RÉPUBLIQUE FRANÇAISE
AU NOM DU PEUPLE FRANÇAIS
COUR D’APPEL DE PARIS
PÔLE 5 CHAMBRE 5
ARRÊT DU 14 FÉVRIER 2013
ÉLÉMENTS D’IDENTIFICATION DE LA DÉCISION (N.B. : mention ne figurant pas sur l’original)
R.G. n° 11/03588. (9 pages). Décision déférée à la Cour : Jugement du 18 janvier 2011 - Tribunal de Commerce de CRÉTEIL : RG n° 2009F00710.
APPELANTE :
SOCIÉTÉ DE DROIT ÉGYPTIEN PORT SAID MODERN TRADE DEVELOPPEMENT « SOUDANCO SAE »
prise en la personne de son représentant légal, Ayant son siège social [adresse], Représentée par Maître Jean-Jacques FANET, avocat au barreau de PARIS, toque : D0675, Assistée de Maître Muriel LINARES, avocat au barreau de LYON, toque 1635
INTIMÉE :
SNC LACTALIS INTERNATIONAL
agissant poursuites et diligences de son gérant, Ayant son siège social [adresse], Représentée par Maître François TEYTAUD, avocat au barreau de PARIS, toque : J125, Assistée de Maître Hervé DARDY, avocat au barreau de SAINT BRIEUC
COMPOSITION DE LA COUR : En application des dispositions des articles 786 et 907 du code de procédure civile, l'affaire a été débattue le 19 décembre 2012, en audience publique, les avocats ne s'y étant pas opposé, devant Madame Colette PERRIN, Présidente, chargée d'instruire l'affaire et Madame Patricia POMONTI, Conseillère.

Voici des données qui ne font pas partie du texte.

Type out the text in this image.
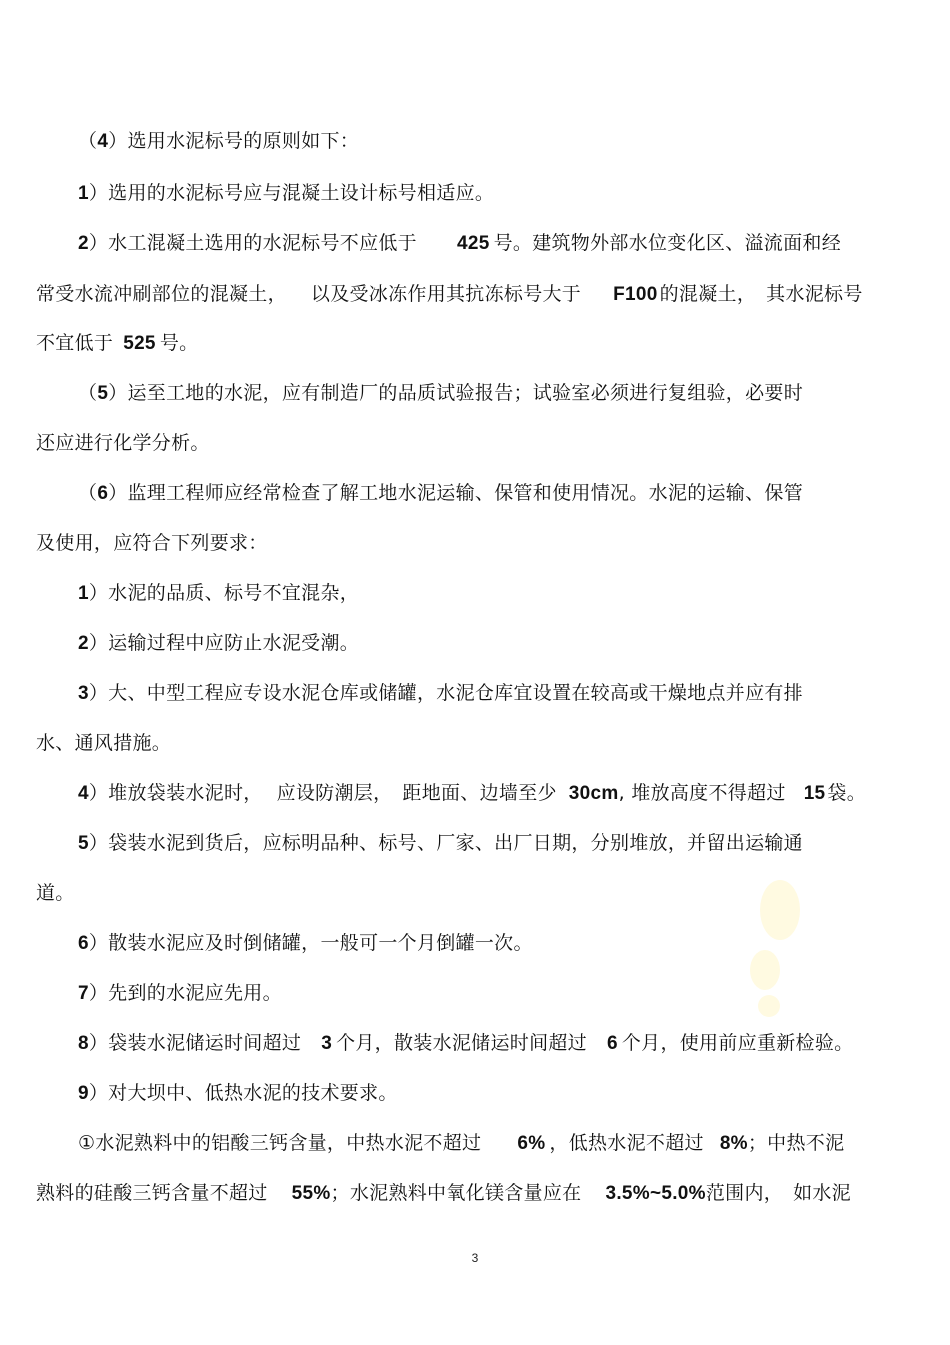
（4）选用水泥标号的原则如下：
1）选用的水泥标号应与混凝土设计标号相适应。
2）水工混凝土选用的水泥标号不应低于 425 号。建筑物外部水位变化区、溢流面和经
常受水流冲刷部位的混凝土， 以及受冰冻作用其抗冻标号大于 F100 的混凝土， 其水泥标号
不宜低于 525 号。
（5）运至工地的水泥，应有制造厂的品质试验报告；试验室必须进行复组验，必要时
还应进行化学分析。
（6）监理工程师应经常检查了解工地水泥运输、保管和使用情况。水泥的运输、保管
及使用，应符合下列要求：
1）水泥的品质、标号不宜混杂，
2）运输过程中应防止水泥受潮。
3）大、中型工程应专设水泥仓库或储罐，水泥仓库宜设置在较高或干燥地点并应有排
水、通风措施。
4）堆放袋装水泥时， 应设防潮层， 距地面、边墙至少 30cm, 堆放高度不得超过 15 袋。
5）袋装水泥到货后，应标明品种、标号、厂家、出厂日期，分别堆放，并留出运输通
道。
6）散装水泥应及时倒储罐，一般可一个月倒罐一次。
7）先到的水泥应先用。
8）袋装水泥储运时间超过 3 个月，散装水泥储运时间超过 6 个月，使用前应重新检验。
9）对大坝中、低热水泥的技术要求。
①水泥熟料中的铝酸三钙含量，中热水泥不超过 6% ，低热水泥不超过 8%；中热不泥
熟料的硅酸三钙含量不超过 55%；水泥熟料中氧化镁含量应在 3.5%~5.0%范围内， 如水泥
3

Ces magistrats ont rendu compte des plaidoiries dans le délibéré de la Cour, composée de : Madame Colette PERRIN, Présidente,Madame Patricia POMONTI, Conseillère, Madame Valérie MICHEL-AMSELLEM, Conseillère
Greffier, lors des débats : Mademoiselle Emmanuelle DAMAREY
ARRÊT : - contradictoire - par mise à disposition de l'arrêt au greffe de la Cour, les parties en ayant été préalablement avisées dans les conditions prévues au deuxième alinéa de l’article 450 du code de procédure civile. - signé par Madame Colette PERRIN, Présidente et par Mademoiselle Emmanuelle DAMAREY, Greffier des services judiciaires auquel la minute de la décision a été remise par le magistrat signataire.
EXPOSÉ DU LITIGE (N.B. : mention ne figurant pas sur l’original)
FAITS CONSTANTS ET PROCÉDURE :
La société Lactalis est un groupe laitier français qui détient un certain nombre de marques françaises dont la marque Bridel.
En 1996, à l'occasion de son développement en Egypte, elle a confié à la société Port Said Modern Trade Développement « Soudanco SAE » (la société Soudanco) l'importation et la distribution des produits de la marque Bridel ; les relations commerciales se sont poursuivies pendant 12 années sans donner lieu à l'établissement d'un contrat écrit.
Le 12 mai 2008, la société Lactalis a informé la société Soudanco de ce qu'à compter de la fin du mois de mai 2008, les produits Bridel seraient distribués par sa filiale.
La société Soudanco a demandé à la société Lactalis, au titre de la rupture abusive des relations commerciales, la somme de 800.000 euros à titre de dommages et intérêts.
Par acte du 30 juillet 2009, la société Soudanco a assigné la société Lactalis devant le Tribunal de commerce de Créteil aux fins d'obtenir sa condamnation au paiement de dommages et intérêts pour rupture brutale et abusive.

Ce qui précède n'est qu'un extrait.